Tobacco and alcohol are two of the strongest known risk factors for oral cancers and HPV 16 has also been previously linked to these cancers, according to the ACS. Men are more likely to be infected with HPV 16. Most people infected have no symptoms, and only a small fraction of those infected will go on to develop oropharyngeal cancer. HPV 16 is found in about 80% of all cancers of the throat and is typically transmitted through oral sex.

The current study found that the chance of being infected with HPV 16 increases with increased tobacco use. According to the study authors, three cigarettes a day can increase the risk of HPV infection by almost 30%.

“It appears that tobacco exposure increases the likelihood of having oral HPV-16 infection, and although we do not yet know why, we suspect that the virus may not be cleared from the body as easily in people who use tobacco,” said study author Gypsyamber D’Souza, PhD, MPH, MS, an associate professor of epidemiology at the Johns Hopkins Bloomberg School of Public Health and Johns Hopkins Sidney Kimmel Comprehensive Cancer Center, in a statement.

Following on prior observations that the number of cigarettes smoked daily correlated with oral HPV infection, D’Souza and colleagues analyzed participants of the National Health and Nutrition Examination Survey (NHANES), a cross-sectional sample of the US population, to investigate the correlation further. Tobacco use and sexual behavior history information was gathered using self-reported surveys. Participants, all between the ages of 18 and 59, underwent oral HPV DNA testing.

Of the 6,887 participants analyzed, 2,012 (28.6%) were current tobacco users and were more likely than non-users to be male, younger, and less educated. Sixty-three (1.0%) of the subjects had detectable oral HPV 16. Oral HPV-16 prevalence was greater in those who were current tobacco users (2.0%) compared with former or never users (0.6%; P = .004).

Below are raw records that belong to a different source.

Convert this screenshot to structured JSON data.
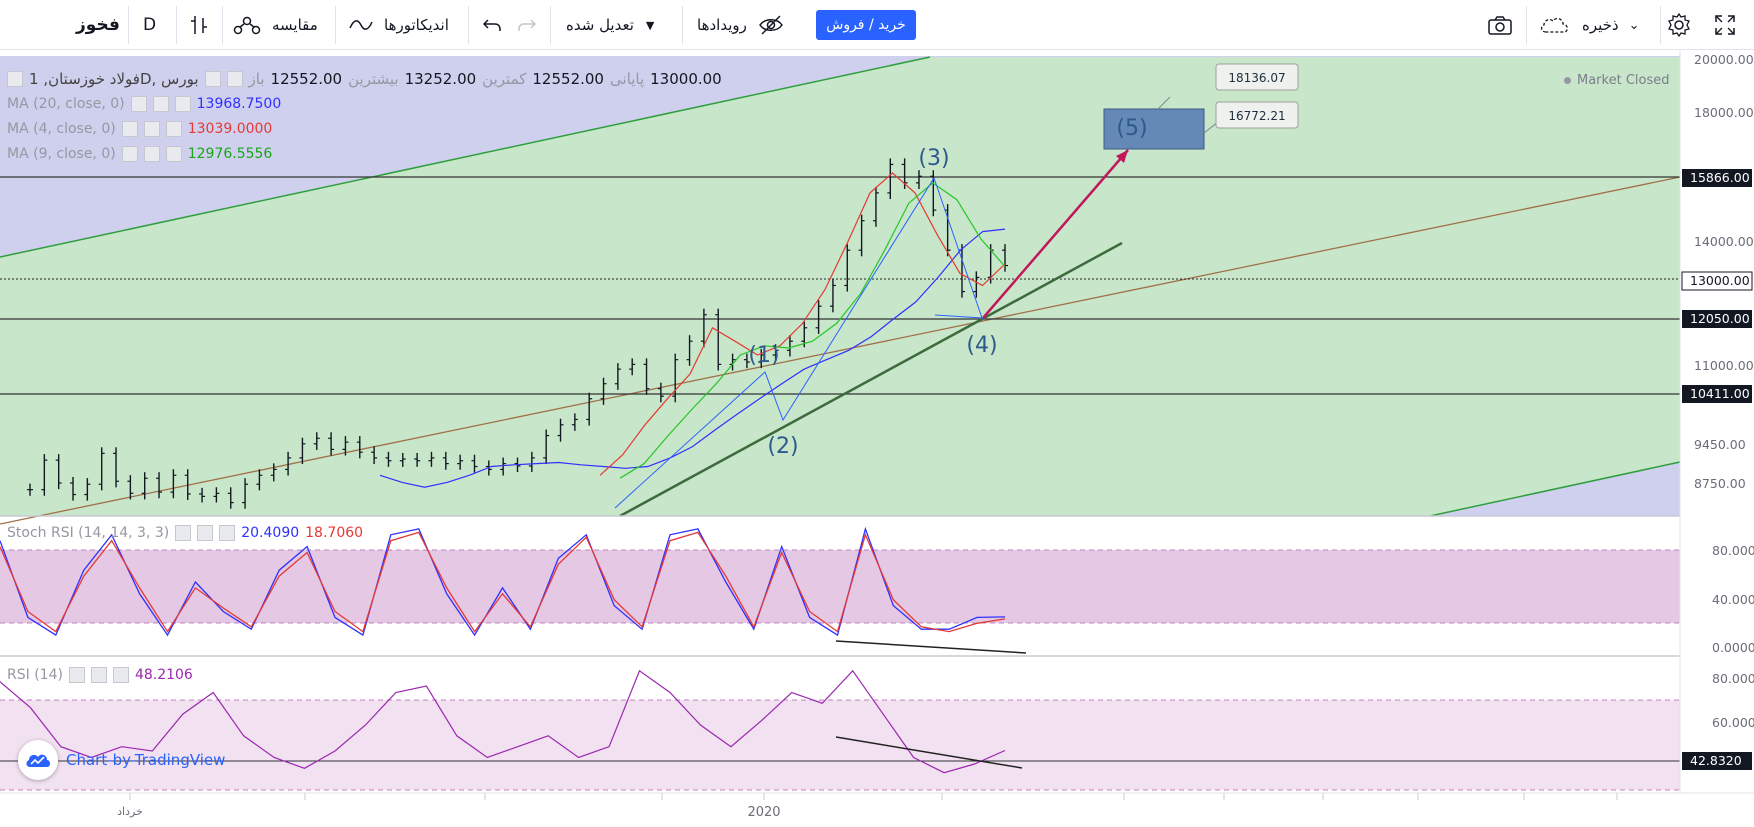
{
  "toolbar": {
    "symbol": "فخوز",
    "interval": "D",
    "compare_label": "مقایسه",
    "indicators_label": "اندیکاتورها",
    "adjusted_label": "تعدیل شده",
    "events_label": "رویدادها",
    "buy_sell_label": "خرید / فروش",
    "save_label": "ذخیره"
  },
  "legend": {
    "title": "فولاد خوزستان, 1D, بورس",
    "open_label": "باز",
    "open": "12552.00",
    "high_label": "بیشترین",
    "high": "13252.00",
    "low_label": "کمترین",
    "low": "12552.00",
    "close_label": "پایانی",
    "close": "13000.00",
    "market_status": "Market Closed",
    "ma20_label": "MA (20, close, 0)",
    "ma20_value": "13968.7500",
    "ma4_label": "MA (4, close, 0)",
    "ma4_value": "13039.0000",
    "ma9_label": "MA (9, close, 0)",
    "ma9_value": "12976.5556",
    "stoch_label": "Stoch RSI (14, 14, 3, 3)",
    "stoch_k": "20.4090",
    "stoch_d": "18.7060",
    "rsi_label": "RSI (14)",
    "rsi_value": "48.2106"
  },
  "colors": {
    "bull": "#26a69a",
    "accent": "#2962ff",
    "ma20": "#3030ff",
    "ma4": "#e53935",
    "ma9": "#27c627",
    "price_channel_fill": "#c8e6c9",
    "outer_fill": "#cfd0ee",
    "stoch_band": "#e4c8e4",
    "rsi_band": "#f1e1f1",
    "rsi_line": "#9c27b0",
    "arrow": "#c2185b"
  },
  "chart_data": [
    {
      "type": "line",
      "title": "فولاد خوزستان, 1D, بورس",
      "xlabel": "",
      "ylabel": "",
      "x_tick_labels": [
        "خرداد",
        "2020"
      ],
      "ylim": [
        8000,
        20000
      ],
      "y_ticks": [
        8750,
        9450,
        10411,
        11000,
        12050,
        13000,
        14000,
        15866,
        18000,
        20000
      ],
      "y_tick_labels": [
        "8750.00",
        "9450.00",
        "10411.00",
        "11000.00",
        "12050.00",
        "13000.00",
        "14000.00",
        "15866.00",
        "18000.00",
        "20000.00"
      ],
      "horizontal_levels": [
        10411,
        12050,
        13000,
        15866
      ],
      "series": [
        {
          "values": [
            8360,
            8860,
            8470,
            8280,
            8450,
            8980,
            8500,
            8300,
            8550,
            8320,
            8600,
            8290,
            8250,
            8300,
            8150,
            8450,
            8600,
            8700,
            8900,
            9150,
            9250,
            9050,
            9180,
            9000,
            8900,
            8850,
            8880,
            8850,
            8900,
            8800,
            8850,
            8750,
            8700,
            8800,
            8760,
            8900,
            9300,
            9500,
            9600,
            10000,
            10300,
            10600,
            10700,
            10200,
            10050,
            10800,
            11200,
            11800,
            10700,
            10800,
            10750,
            10900,
            11000,
            11200,
            11500,
            12000,
            12500,
            13400,
            14200,
            15000,
            15866,
            15300,
            15500,
            14500,
            13400,
            12350,
            12700,
            13400,
            13000
          ]
        },
        {
          "name": "MA (20, close, 0)",
          "values": [
            8600,
            8480,
            8400,
            8480,
            8600,
            8750,
            8780,
            8800,
            8820,
            8780,
            8750,
            8720,
            8750,
            8900,
            9100,
            9400,
            9700,
            10000,
            10300,
            10600,
            10800,
            11000,
            11300,
            11700,
            12100,
            12700,
            13400,
            13900,
            13968
          ]
        },
        {
          "name": "MA (4, close, 0)",
          "values": [
            8600,
            8950,
            9500,
            10000,
            10500,
            11500,
            11200,
            10900,
            11100,
            11600,
            12400,
            13600,
            15000,
            15600,
            15000,
            13800,
            12800,
            12500,
            13039
          ]
        },
        {
          "name": "MA (9, close, 0)",
          "values": [
            8550,
            8800,
            9300,
            9800,
            10300,
            10900,
            11100,
            11050,
            11200,
            11600,
            12300,
            13400,
            14700,
            15300,
            14800,
            13700,
            12976
          ]
        }
      ],
      "wave_labels": [
        "(1)",
        "(2)",
        "(3)",
        "(4)",
        "(5)"
      ],
      "target_box": [
        16772.21,
        18136.07
      ]
    },
    {
      "type": "line",
      "title": "Stoch RSI (14, 14, 3, 3)",
      "ylim": [
        0,
        100
      ],
      "y_tick_labels": [
        "80.0000",
        "40.0000",
        "0.0000"
      ],
      "band": [
        20,
        80
      ],
      "series": [
        {
          "name": "K",
          "values": [
            85,
            20,
            5,
            60,
            90,
            40,
            5,
            50,
            25,
            10,
            60,
            80,
            20,
            5,
            90,
            95,
            40,
            5,
            45,
            10,
            70,
            90,
            30,
            10,
            90,
            95,
            50,
            10,
            80,
            20,
            5,
            95,
            30,
            10,
            10,
            20,
            20.409
          ]
        },
        {
          "name": "D",
          "values": [
            80,
            25,
            8,
            55,
            85,
            45,
            8,
            45,
            28,
            12,
            55,
            75,
            25,
            8,
            85,
            92,
            45,
            8,
            40,
            12,
            65,
            88,
            35,
            12,
            85,
            92,
            55,
            12,
            75,
            25,
            8,
            90,
            35,
            12,
            8,
            15,
            18.706
          ]
        }
      ]
    },
    {
      "type": "line",
      "title": "RSI (14)",
      "ylim": [
        30,
        90
      ],
      "y_tick_labels": [
        "80.0000",
        "60.0000",
        "42.8320"
      ],
      "band": [
        30,
        70
      ],
      "series": [
        {
          "name": "RSI",
          "values": [
            80,
            68,
            50,
            45,
            50,
            48,
            65,
            75,
            55,
            45,
            40,
            48,
            60,
            75,
            78,
            55,
            45,
            50,
            55,
            45,
            50,
            85,
            75,
            60,
            50,
            62,
            75,
            70,
            85,
            65,
            45,
            38,
            42,
            48.2106
          ]
        }
      ]
    }
  ],
  "axis_labels": {
    "date1": "خرداد",
    "date2": "2020",
    "p20000": "20000.00",
    "p18000": "18000.00",
    "p15866": "15866.00",
    "p14000": "14000.00",
    "p13000": "13000.00",
    "p12050": "12050.00",
    "p11000": "11000.00",
    "p10411": "10411.00",
    "p9450": "9450.00",
    "p8750": "8750.00",
    "s80": "80.0000",
    "s40": "40.0000",
    "s0": "0.0000",
    "r80": "80.0000",
    "r60": "60.0000",
    "r42": "42.8320",
    "target_high": "18136.07",
    "target_low": "16772.21"
  },
  "brand": {
    "label": "Chart-by-TradingView"
  }
}
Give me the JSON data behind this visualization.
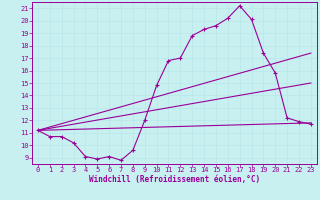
{
  "xlabel": "Windchill (Refroidissement éolien,°C)",
  "bg_color": "#c8f0f0",
  "line_color": "#990099",
  "grid_color": "#b8e8e8",
  "xlim": [
    -0.5,
    23.5
  ],
  "ylim": [
    8.5,
    21.5
  ],
  "yticks": [
    9,
    10,
    11,
    12,
    13,
    14,
    15,
    16,
    17,
    18,
    19,
    20,
    21
  ],
  "xticks": [
    0,
    1,
    2,
    3,
    4,
    5,
    6,
    7,
    8,
    9,
    10,
    11,
    12,
    13,
    14,
    15,
    16,
    17,
    18,
    19,
    20,
    21,
    22,
    23
  ],
  "series1_x": [
    0,
    1,
    2,
    3,
    4,
    5,
    6,
    7,
    8,
    9,
    10,
    11,
    12,
    13,
    14,
    15,
    16,
    17,
    18,
    19,
    20,
    21,
    22,
    23
  ],
  "series1_y": [
    11.2,
    10.7,
    10.7,
    10.2,
    9.1,
    8.9,
    9.1,
    8.8,
    9.6,
    12.0,
    14.8,
    16.8,
    17.0,
    18.8,
    19.3,
    19.6,
    20.2,
    21.2,
    20.1,
    17.4,
    15.8,
    12.2,
    11.9,
    11.7
  ],
  "series2_x": [
    0,
    23
  ],
  "series2_y": [
    11.2,
    17.4
  ],
  "series3_x": [
    0,
    23
  ],
  "series3_y": [
    11.2,
    15.0
  ],
  "series4_x": [
    0,
    23
  ],
  "series4_y": [
    11.2,
    11.8
  ]
}
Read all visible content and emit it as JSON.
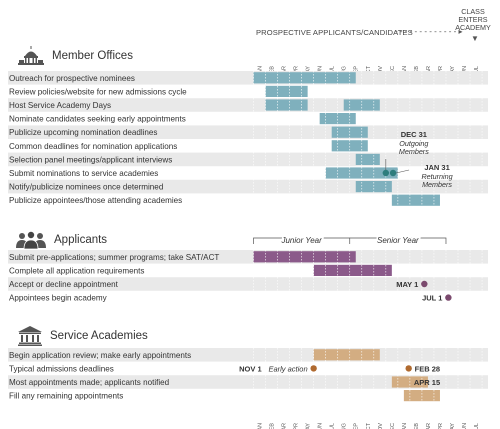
{
  "header": {
    "axis_title": "PROSPECTIVE APPLICANTS/CANDIDATES",
    "class_enters": [
      "CLASS",
      "ENTERS",
      "ACADEMY"
    ]
  },
  "months": [
    "JAN",
    "FEB",
    "MAR",
    "APR",
    "MAY",
    "JUN",
    "JUL",
    "AUG",
    "SEP",
    "OCT",
    "NOV",
    "DEC",
    "JAN",
    "FEB",
    "MAR",
    "APR",
    "MAY",
    "JUN",
    "JUL"
  ],
  "colors": {
    "teal": "#7fb0bd",
    "purple": "#8b5a8a",
    "tan": "#d3ad82",
    "dot_teal": "#2e7d7d",
    "dot_purple": "#7b4a6e",
    "dot_tan": "#b06a2f",
    "row_shade": "#e9e9e9"
  },
  "sections": [
    {
      "title": "Member Offices",
      "icon": "capitol-dome-icon",
      "color_key": "teal",
      "rows": [
        {
          "label": "Outreach for prospective nominees",
          "bars": [
            [
              0,
              8.5
            ]
          ]
        },
        {
          "label": "Review policies/website for new admissions cycle",
          "bars": [
            [
              1,
              4.5
            ]
          ]
        },
        {
          "label": "Host Service Academy Days",
          "bars": [
            [
              1,
              4.5
            ],
            [
              7.5,
              10.5
            ]
          ]
        },
        {
          "label": "Nominate candidates seeking early appointments",
          "bars": [
            [
              5.5,
              8.5
            ]
          ]
        },
        {
          "label": "Publicize upcoming nomination deadlines",
          "bars": [
            [
              6.5,
              9.5
            ]
          ]
        },
        {
          "label": "Common deadlines for nomination applications",
          "bars": [
            [
              6.5,
              9.5
            ]
          ]
        },
        {
          "label": "Selection panel meetings/applicant interviews",
          "bars": [
            [
              8.5,
              10.5
            ]
          ]
        },
        {
          "label": "Submit nominations to service academies",
          "bars": [
            [
              6,
              12
            ]
          ]
        },
        {
          "label": "Notify/publicize nominees once determined",
          "bars": [
            [
              8.5,
              11.5
            ]
          ]
        },
        {
          "label": "Publicize appointees/those attending academies",
          "bars": [
            [
              11.5,
              15.5
            ]
          ]
        }
      ]
    },
    {
      "title": "Applicants",
      "icon": "people-group-icon",
      "color_key": "purple",
      "rows": [
        {
          "label": "Submit pre-applications; summer programs; take SAT/ACT",
          "bars": [
            [
              0,
              8.5
            ]
          ]
        },
        {
          "label": "Complete all application requirements",
          "bars": [
            [
              5,
              11.5
            ]
          ]
        },
        {
          "label": "Accept or decline appointment",
          "bars": []
        },
        {
          "label": "Appointees begin academy",
          "bars": []
        }
      ]
    },
    {
      "title": "Service Academies",
      "icon": "academy-building-icon",
      "color_key": "tan",
      "rows": [
        {
          "label": "Begin application review;  make early appointments",
          "bars": [
            [
              5,
              10.5
            ]
          ]
        },
        {
          "label": "Typical admissions deadlines",
          "bars": []
        },
        {
          "label": "Most appointments made; applicants notified",
          "bars": [
            [
              11.5,
              14.5
            ]
          ]
        },
        {
          "label": "Fill any remaining appointments",
          "bars": [
            [
              12.5,
              15.5
            ]
          ]
        }
      ]
    }
  ],
  "year_labels": {
    "junior": "Junior Year",
    "senior": "Senior Year"
  },
  "annotations": [
    {
      "type": "dot",
      "section": 0,
      "row": 7,
      "month": 11.0,
      "color_key": "dot_teal",
      "label": "DEC 31",
      "sub": [
        "Outgoing",
        "Members"
      ],
      "place": "above"
    },
    {
      "type": "dot",
      "section": 0,
      "row": 7,
      "month": 11.6,
      "color_key": "dot_teal",
      "label": "JAN 31",
      "sub": [
        "Returning",
        "Members"
      ],
      "place": "right"
    },
    {
      "type": "dot",
      "section": 1,
      "row": 2,
      "month": 14.2,
      "color_key": "dot_purple",
      "label": "MAY 1",
      "place": "left"
    },
    {
      "type": "dot",
      "section": 1,
      "row": 3,
      "month": 16.2,
      "color_key": "dot_purple",
      "label": "JUL 1",
      "place": "left"
    },
    {
      "type": "dot",
      "section": 2,
      "row": 1,
      "month": 5.0,
      "color_key": "dot_tan",
      "label": "NOV 1",
      "italic": "Early action",
      "place": "left-nov"
    },
    {
      "type": "dot",
      "section": 2,
      "row": 1,
      "month": 12.9,
      "color_key": "dot_tan",
      "label": "FEB 28",
      "place": "right"
    },
    {
      "type": "barlabel",
      "section": 2,
      "row": 2,
      "month": 13.0,
      "label": "APR 15"
    }
  ]
}
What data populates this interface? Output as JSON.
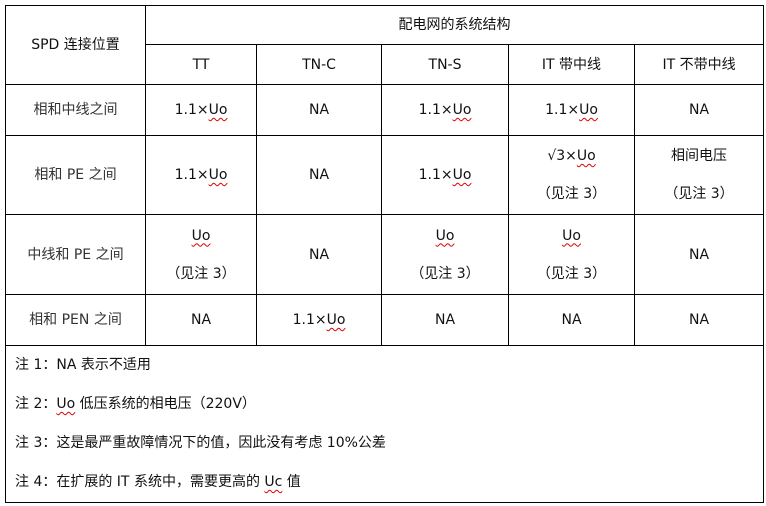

The study also analyzed biomarkers of recent tobacco use-serum cotinine, a major nicotine metabolite, and 4-(Methylnitrosamino)-1-(3-pyridyl)-1-butanol (NNAL) in the urine, a tobacco-specific metabolite. There was a significant dose-response relationship between cotinine (P = .02) and NNAL levels (P = .01) and the chance of having an oral HPV-16 infection. Each blood increase in cotinine, equivalent to about three cigarettes per day, was independently associated with oral HPV-16 prevalence (adjusted odds ratio of 1.31).

“These findings highlight the need to evaluate the role of tobacco in the natural history of oral HPV-16 infection and progression to malignancy,” stated the authors, emphasizing that although the data show an independent relationship between HPV-16 infection and tobacco, oral sex behavior somehow plays a role. Whether those who use tobacco are more likely to engage in oral sex behaviors and have a higher risk of HPV 16 is something that needs to be tested.